幻想的「巨大はんざき」練り歩く 真庭・湯原温泉街で祭りにぎやか

©株式会社山陽新聞社

祭りを盛り上げるはんざきねぶた

 巨大なはんざき(オオサンショウウオ)伝説にちなんだ「はんざき祭り」が8日、真庭市の湯原温泉街一帯で開かれた。はんざきをモチーフにしたねぶたと山車が夜の温泉街を練り歩き、入浴客らを妖しく幻想的な雰囲気へといざなった。

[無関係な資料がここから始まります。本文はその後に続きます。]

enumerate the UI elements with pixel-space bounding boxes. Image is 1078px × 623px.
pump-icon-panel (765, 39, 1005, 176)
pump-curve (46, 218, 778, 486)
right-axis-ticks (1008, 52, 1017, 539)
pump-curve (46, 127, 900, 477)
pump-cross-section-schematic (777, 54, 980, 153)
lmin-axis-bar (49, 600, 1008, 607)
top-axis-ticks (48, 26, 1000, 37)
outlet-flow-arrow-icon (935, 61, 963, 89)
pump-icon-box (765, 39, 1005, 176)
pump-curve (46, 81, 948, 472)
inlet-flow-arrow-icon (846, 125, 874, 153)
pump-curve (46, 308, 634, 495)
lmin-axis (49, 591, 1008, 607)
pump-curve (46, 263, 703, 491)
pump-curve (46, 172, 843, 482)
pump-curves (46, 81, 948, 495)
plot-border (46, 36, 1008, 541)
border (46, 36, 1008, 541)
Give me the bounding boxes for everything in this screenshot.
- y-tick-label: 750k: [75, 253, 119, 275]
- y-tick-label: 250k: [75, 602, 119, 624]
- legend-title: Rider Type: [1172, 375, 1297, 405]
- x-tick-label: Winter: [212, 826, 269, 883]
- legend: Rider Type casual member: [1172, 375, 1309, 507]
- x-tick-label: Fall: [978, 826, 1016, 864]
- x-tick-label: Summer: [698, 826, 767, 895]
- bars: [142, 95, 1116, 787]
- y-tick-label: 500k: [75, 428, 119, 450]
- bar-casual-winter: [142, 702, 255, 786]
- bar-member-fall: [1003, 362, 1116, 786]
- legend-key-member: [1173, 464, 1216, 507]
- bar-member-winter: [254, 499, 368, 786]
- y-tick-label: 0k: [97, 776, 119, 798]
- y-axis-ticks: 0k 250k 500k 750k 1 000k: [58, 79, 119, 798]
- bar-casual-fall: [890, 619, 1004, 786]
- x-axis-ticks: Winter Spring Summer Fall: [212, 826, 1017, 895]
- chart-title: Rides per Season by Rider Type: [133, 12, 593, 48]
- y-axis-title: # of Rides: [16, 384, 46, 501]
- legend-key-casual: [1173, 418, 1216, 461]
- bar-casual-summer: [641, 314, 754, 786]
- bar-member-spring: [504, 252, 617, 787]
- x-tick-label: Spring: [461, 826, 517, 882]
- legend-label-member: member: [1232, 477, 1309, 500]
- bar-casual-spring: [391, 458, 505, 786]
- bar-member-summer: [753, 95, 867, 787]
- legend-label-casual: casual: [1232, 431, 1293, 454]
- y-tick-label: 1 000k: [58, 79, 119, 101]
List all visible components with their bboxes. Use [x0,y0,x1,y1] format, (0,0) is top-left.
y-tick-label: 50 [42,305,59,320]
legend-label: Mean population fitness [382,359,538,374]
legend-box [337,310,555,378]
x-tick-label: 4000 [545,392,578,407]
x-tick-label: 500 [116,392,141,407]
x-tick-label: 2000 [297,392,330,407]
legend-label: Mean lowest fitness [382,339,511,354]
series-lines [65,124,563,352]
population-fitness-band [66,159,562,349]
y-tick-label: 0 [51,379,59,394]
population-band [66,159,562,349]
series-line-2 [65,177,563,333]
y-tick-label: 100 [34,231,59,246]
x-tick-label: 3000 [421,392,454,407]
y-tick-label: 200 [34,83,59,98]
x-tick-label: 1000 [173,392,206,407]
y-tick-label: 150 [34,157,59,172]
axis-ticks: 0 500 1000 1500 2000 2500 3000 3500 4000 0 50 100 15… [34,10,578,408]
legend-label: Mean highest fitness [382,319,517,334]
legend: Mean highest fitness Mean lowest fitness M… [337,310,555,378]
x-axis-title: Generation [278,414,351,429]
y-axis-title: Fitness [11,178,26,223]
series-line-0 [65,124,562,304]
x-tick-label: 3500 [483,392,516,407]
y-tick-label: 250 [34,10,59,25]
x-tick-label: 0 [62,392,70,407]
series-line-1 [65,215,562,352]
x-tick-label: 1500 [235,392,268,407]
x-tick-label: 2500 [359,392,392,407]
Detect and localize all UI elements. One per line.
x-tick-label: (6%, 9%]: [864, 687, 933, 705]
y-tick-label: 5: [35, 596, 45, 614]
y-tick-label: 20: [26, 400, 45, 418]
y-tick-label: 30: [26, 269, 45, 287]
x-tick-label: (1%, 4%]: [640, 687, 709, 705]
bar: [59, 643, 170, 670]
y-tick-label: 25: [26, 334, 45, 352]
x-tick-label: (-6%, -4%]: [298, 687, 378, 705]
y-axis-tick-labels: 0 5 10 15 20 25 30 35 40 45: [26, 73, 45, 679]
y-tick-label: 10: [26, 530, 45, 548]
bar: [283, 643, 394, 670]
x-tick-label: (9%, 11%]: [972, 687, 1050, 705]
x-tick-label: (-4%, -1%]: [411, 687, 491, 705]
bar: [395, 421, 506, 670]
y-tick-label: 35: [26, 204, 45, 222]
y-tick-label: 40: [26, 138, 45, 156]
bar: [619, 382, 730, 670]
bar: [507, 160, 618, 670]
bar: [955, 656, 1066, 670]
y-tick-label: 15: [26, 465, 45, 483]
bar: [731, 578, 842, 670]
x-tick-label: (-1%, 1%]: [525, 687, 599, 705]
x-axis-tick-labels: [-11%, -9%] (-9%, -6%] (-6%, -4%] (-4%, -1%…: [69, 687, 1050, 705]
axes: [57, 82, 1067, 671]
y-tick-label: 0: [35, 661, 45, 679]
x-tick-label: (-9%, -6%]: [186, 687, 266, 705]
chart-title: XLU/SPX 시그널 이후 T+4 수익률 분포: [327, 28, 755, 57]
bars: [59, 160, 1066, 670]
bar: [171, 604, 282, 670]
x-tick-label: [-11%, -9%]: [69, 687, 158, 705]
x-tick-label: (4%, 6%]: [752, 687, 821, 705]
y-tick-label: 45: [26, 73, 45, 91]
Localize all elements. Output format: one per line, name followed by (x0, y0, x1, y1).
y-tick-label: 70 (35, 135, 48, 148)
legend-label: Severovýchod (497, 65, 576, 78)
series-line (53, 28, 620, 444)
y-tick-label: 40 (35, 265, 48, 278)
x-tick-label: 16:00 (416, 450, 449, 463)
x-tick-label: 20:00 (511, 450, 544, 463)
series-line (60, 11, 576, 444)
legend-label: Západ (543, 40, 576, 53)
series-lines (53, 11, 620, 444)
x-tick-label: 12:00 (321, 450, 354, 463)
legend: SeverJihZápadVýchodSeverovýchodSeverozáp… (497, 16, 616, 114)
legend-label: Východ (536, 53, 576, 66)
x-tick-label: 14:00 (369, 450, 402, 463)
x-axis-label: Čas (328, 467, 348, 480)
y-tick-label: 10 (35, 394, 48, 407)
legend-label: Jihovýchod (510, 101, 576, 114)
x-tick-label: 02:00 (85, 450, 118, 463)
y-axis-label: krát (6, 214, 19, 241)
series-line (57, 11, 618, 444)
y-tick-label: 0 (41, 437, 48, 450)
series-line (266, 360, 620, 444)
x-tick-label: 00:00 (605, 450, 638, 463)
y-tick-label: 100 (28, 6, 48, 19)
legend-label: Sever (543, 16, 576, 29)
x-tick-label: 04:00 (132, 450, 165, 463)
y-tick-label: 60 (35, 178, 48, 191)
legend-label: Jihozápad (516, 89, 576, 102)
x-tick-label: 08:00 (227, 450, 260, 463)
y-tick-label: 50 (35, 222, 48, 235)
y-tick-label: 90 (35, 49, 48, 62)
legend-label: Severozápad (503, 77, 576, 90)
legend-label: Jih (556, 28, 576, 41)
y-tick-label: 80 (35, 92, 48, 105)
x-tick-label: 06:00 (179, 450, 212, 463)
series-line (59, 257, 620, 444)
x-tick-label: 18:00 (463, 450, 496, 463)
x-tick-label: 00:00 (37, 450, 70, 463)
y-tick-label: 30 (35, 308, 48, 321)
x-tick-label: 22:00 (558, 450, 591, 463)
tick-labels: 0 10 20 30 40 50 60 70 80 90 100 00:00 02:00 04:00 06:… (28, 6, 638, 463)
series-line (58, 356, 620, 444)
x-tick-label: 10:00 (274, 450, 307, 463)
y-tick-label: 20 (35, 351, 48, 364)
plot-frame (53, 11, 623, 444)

 全長10メートルのねぶたが日没前、市湯原振興局(同市豊栄)を出発。太鼓や獅子舞の先導で湯原ダム近くの露天風呂「砂湯」手前の河川敷まで約1キロをにぎやかに進んだ。

 河川敷では浴衣に花がさ姿の女性たちが「ずどほん、ぼっこう、ぼっこいな」の掛け声で「はんざき囃子(ばやし)」の優雅な踊りを披露。ねぶたと全長5.5メートルの山車2台が合流し、1200発の花火とともに祭りを盛り上げた。

 岡山市北区の男性(66)は「目の前で上がる花火に圧倒される」、孫の女の子(6)は「本物のはんざきは少し怖いけど、ねぶたはとってもきれい」と話した。

 温泉街一帯は国特別天然記念物オオサンショウウオの生息地。戦国時代、巨大なはんざきを退治した若者の一家が死に絶えたため、たたりを恐れた村人がはんざき大明神を建て、鎮めたと伝わる。